Discussion in 'Education news' started by TES_Rosaline, Jan 12, 2016.

  1. TES_Rosaline

    TES_Rosaline Administrator Staff Member

  2. nearmiss

    nearmiss Lead commenter

    It's still not entirely clear what the on-site grammar school will provide. Presumably the teachers from the main site will commute between the two and the core curriculum will still consist of Maths, triple science, English, MFL, Humanities and maybe a few more options or will there actually be a portal to another educational world on site?
    To pass Ofsted, teachers will still have to perform their party pieces and do what everyone else does?
    If it goes ahead, the old arguments will just come to the surface again. Who deserves a place? High-fliers might not be good at everything so a maths whizz might be hopeless at Spanish so they'll bring down the averages, a music prodigy might be dyslexic so they won't get a place.
    Grammar schools belong in another age.
    Comparison with the German "Gymnasium" system are unrealistic because German education varies from state to state. There are regional differences and different classifications of schools, but all are much better funded and teachers are not bullied into submission on a daily basis.
    Basically here it's about money.

    1. Funding for the existing infrastructure is already compromised
    2. More affluent parents will pay for coaching to help their kids pass the entrance exams
    3. Teachers delivering an enhanced grammar school programme will presumably be classed as super teachers and demand their £65k as advertised on TV. Thus the pressure to get off the charts results out of every single student will really be intense.
    4. Will they just be hot-house crammers or will they ape the public school model of vast ranges of enrichment activities (rowing, skiing, theatre, orchestra, on-site flying corps, after school prep. Saturday activities etc.) to satisfy the Oxbridge personal profile criteria and if so, who will pay for it?

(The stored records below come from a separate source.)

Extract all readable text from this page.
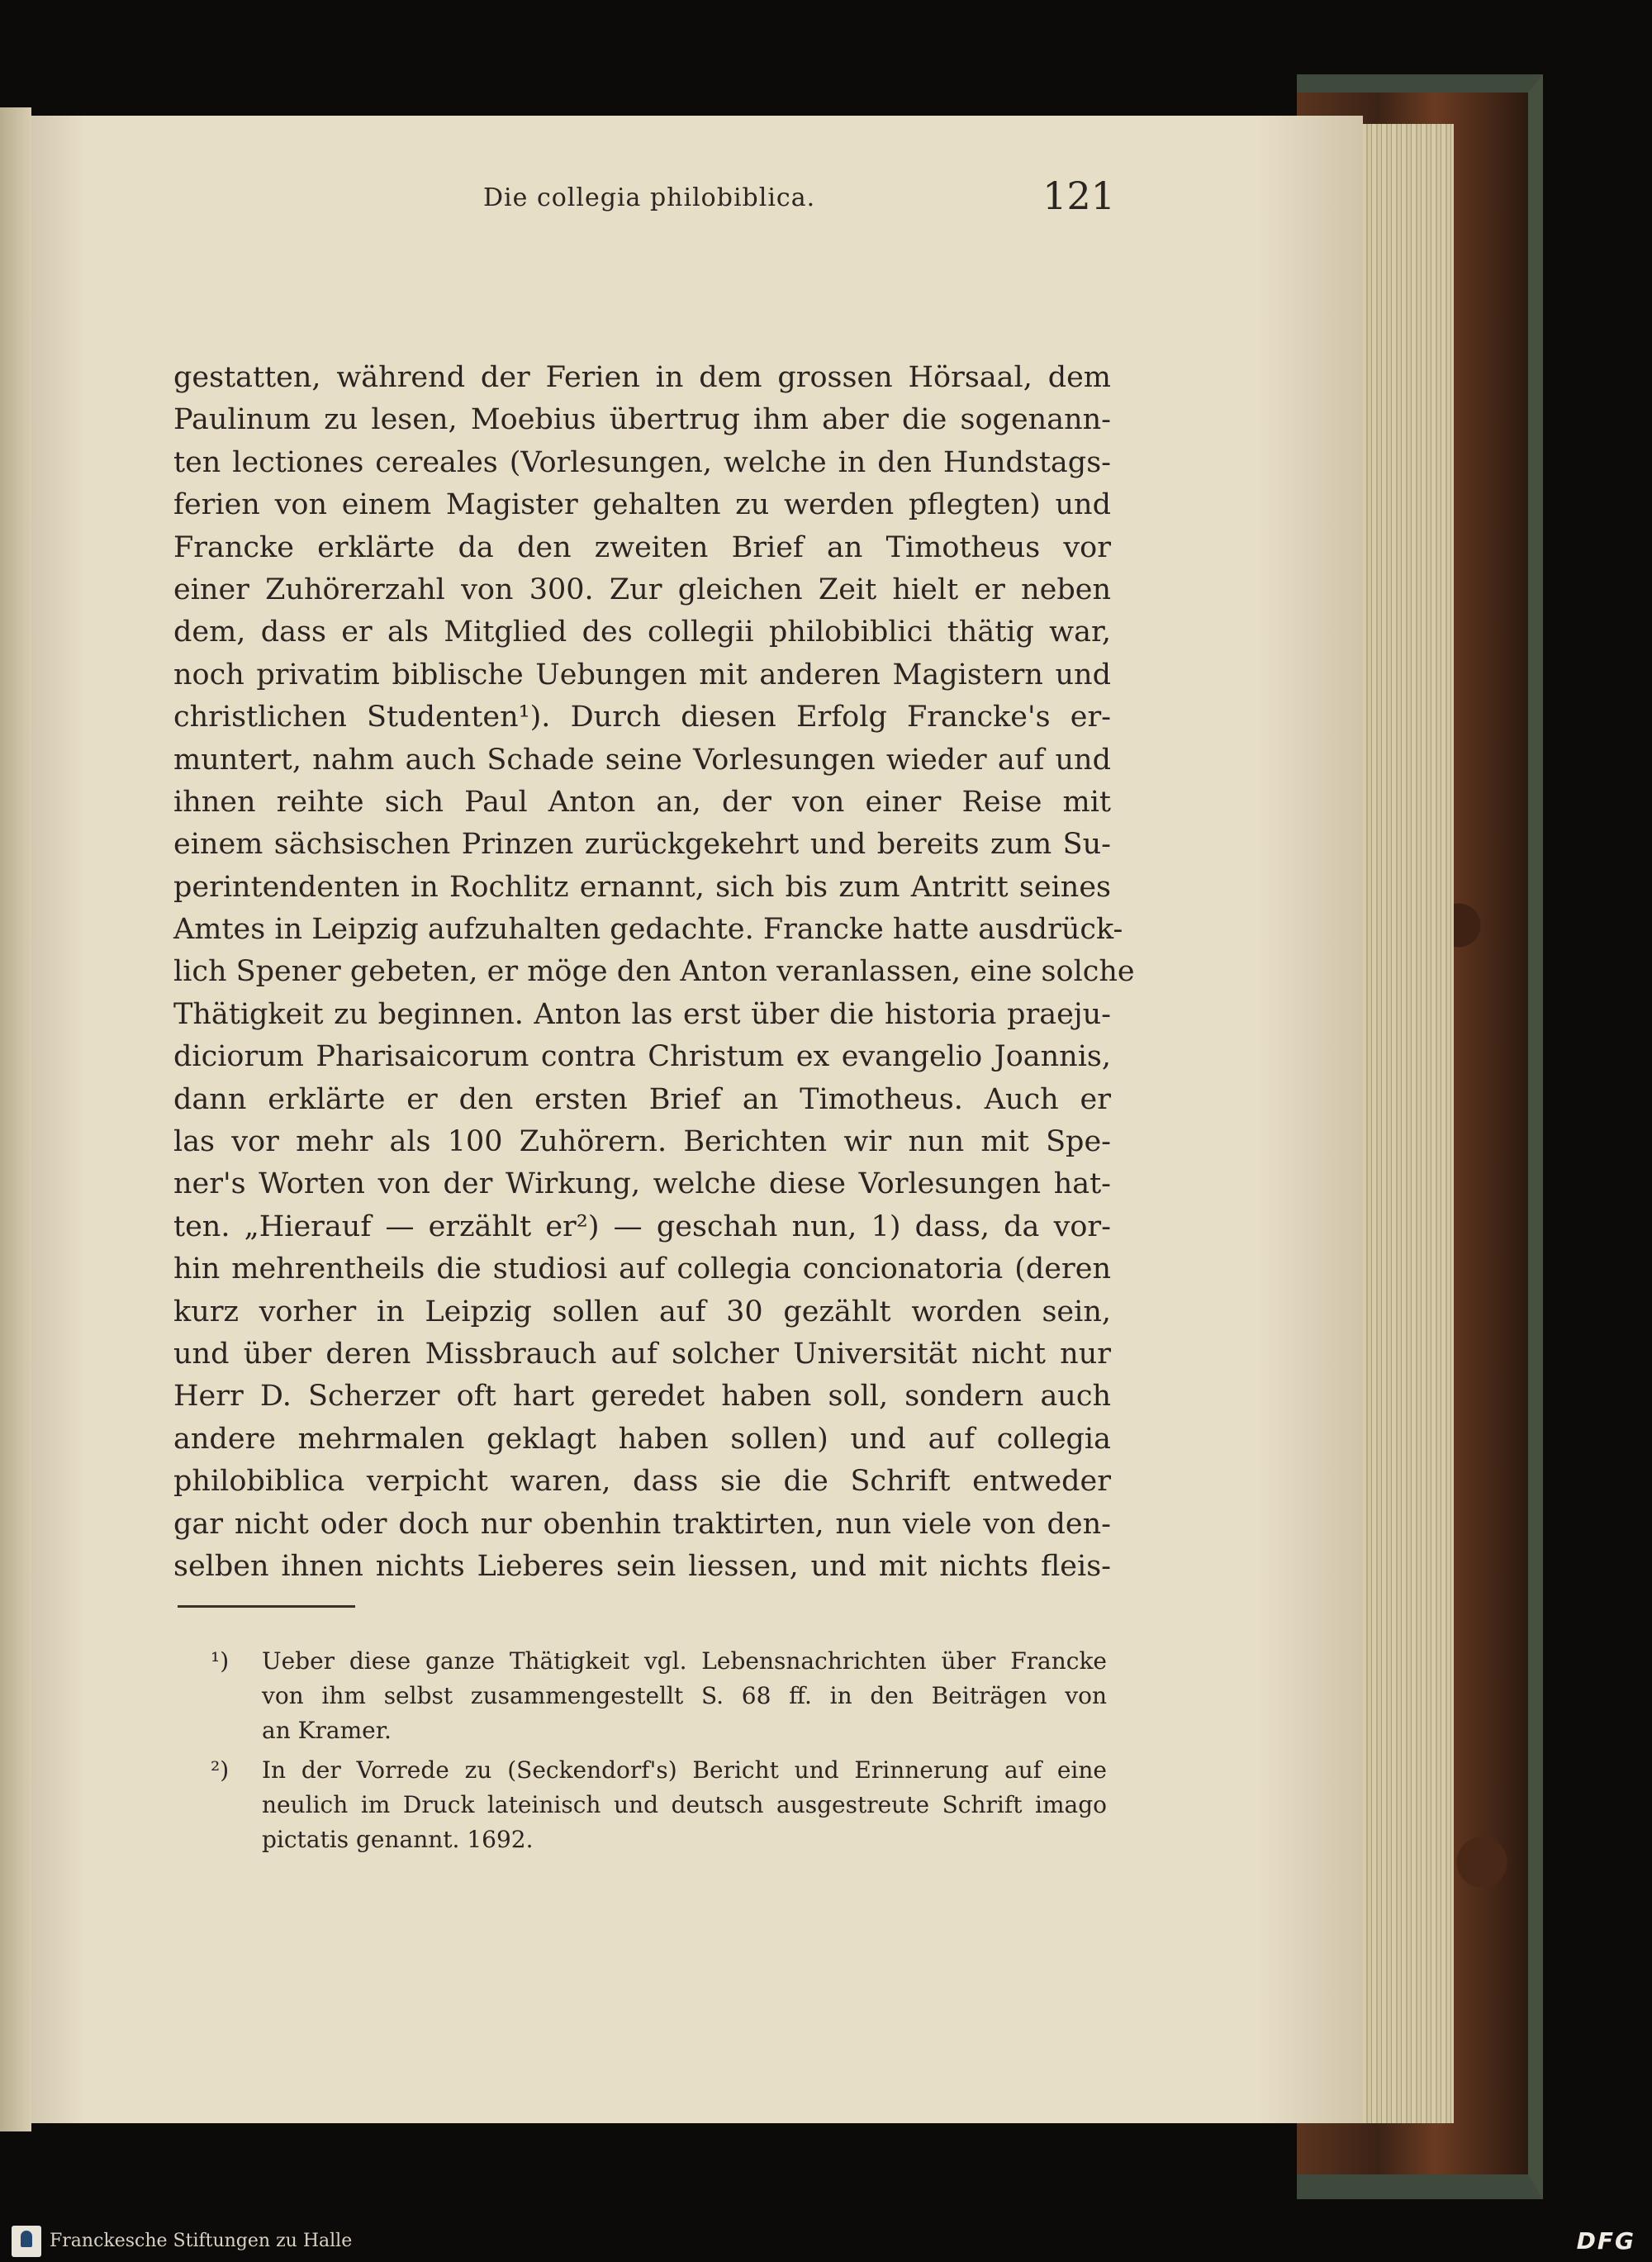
Die collegia philobiblica.	121
gestatten, während der Ferien in dem grossen Hörsaal, dem
Paulinum zu lesen, Moebius übertrug ihm aber die sogenann-
ten lectiones cereales (Vorlesungen, welche in den Hundstags-
ferien von einem Magister gehalten zu werden pflegten) und
Francke erklärte da den zweiten Brief an Timotheus vor
einer Zuhörerzahl von 300. Zur gleichen Zeit hielt er neben
dem, dass er als Mitglied des collegii philobiblici thätig war,
noch privatim biblische Uebungen mit anderen Magistern und
christlichen Studenten¹). Durch diesen Erfolg Francke's er-
muntert, nahm auch Schade seine Vorlesungen wieder auf und
ihnen reihte sich Paul Anton an, der von einer Reise mit
einem sächsischen Prinzen zurückgekehrt und bereits zum Su-
perintendenten in Rochlitz ernannt, sich bis zum Antritt seines
Amtes in Leipzig aufzuhalten gedachte. Francke hatte ausdrück-
lich Spener gebeten, er möge den Anton veranlassen, eine solche
Thätigkeit zu beginnen. Anton las erst über die historia praeju-
diciorum Pharisaicorum contra Christum ex evangelio Joannis,
dann erklärte er den ersten Brief an Timotheus. Auch er
las vor mehr als 100 Zuhörern. Berichten wir nun mit Spe-
ner's Worten von der Wirkung, welche diese Vorlesungen hat-
ten. „Hierauf — erzählt er²) — geschah nun, 1) dass, da vor-
hin mehrentheils die studiosi auf collegia concionatoria (deren
kurz vorher in Leipzig sollen auf 30 gezählt worden sein,
und über deren Missbrauch auf solcher Universität nicht nur
Herr D. Scherzer oft hart geredet haben soll, sondern auch
andere mehrmalen geklagt haben sollen) und auf collegia
philobiblica verpicht waren, dass sie die Schrift entweder
gar nicht oder doch nur obenhin traktirten, nun viele von den-
selben ihnen nichts Lieberes sein liessen, und mit nichts fleis-
¹) Ueber diese ganze Thätigkeit vgl. Lebensnachrichten über Francke
von ihm selbst zusammengestellt S. 68 ff. in den Beiträgen von
an Kramer.
²) In der Vorrede zu (Seckendorf's) Bericht und Erinnerung auf eine
neulich im Druck lateinisch und deutsch ausgestreute Schrift imago
pictatis genannt. 1692.
Franckesche Stiftungen zu Halle	DFG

    Maybe the school in Kent will work. Maybe it won't. It's a gamble so there will be winners and losers.

    If the LEA can find the cash, why not give it whirl? It can't be any worse than some of the pathetic Free Schools that have already come and gone.

    Those of us who went to grammar school will remember the kids who didn't get in. How their parents appealed. How this embarassed the kids and left them uncooperative at their second choice school. How the boys' grammar schools always seemed to have much better science and sports facilities than the girls' equivalent. And the bullying was on another plane. Clever kids are much better at devising cruel plots and hiding how they torture the weak ones. I remember the behaviour at our school was like St Trinians and we got away with it because we were smart ass, sassy little minxes. We even took a legal challenge out against the school's no smoking policy and won. (at that time the legal age was 16). So we compromised and had designated smoking areas in the sixth form block.
    We booked coaches and took ourselves out on trips without staff.
    We booked a couple of heavy rock bands who were on tour at the time to do a gig at the school disco, it was a complete riot. Party on, dudes.
    Yes, I loved grammar school but for all the wrong reasons.
  3. FrankWolley

    FrankWolley Star commenter

    Sevenoaks doesn't have a grammar school as the two local independent schools used to take 45 local pupils each per year on '11+' places. This avoided pupils from Sevenoaks having to commute to Tonbridge or Tunbridge Wells and also taking places from local pupils ( who had also passes the 11+) in those towns.

    The ending of this system under Harold Wilson's Labour government in the 1970s exacerbated the problem and has caused a squeeze on places in grammar schools in this part of Kent ever since meaning some pupils pass the 11+ but can't go to grammar school. The best solution would be to build a new Sevenoaks Grammar school. The current proposal is, however, better than nothing.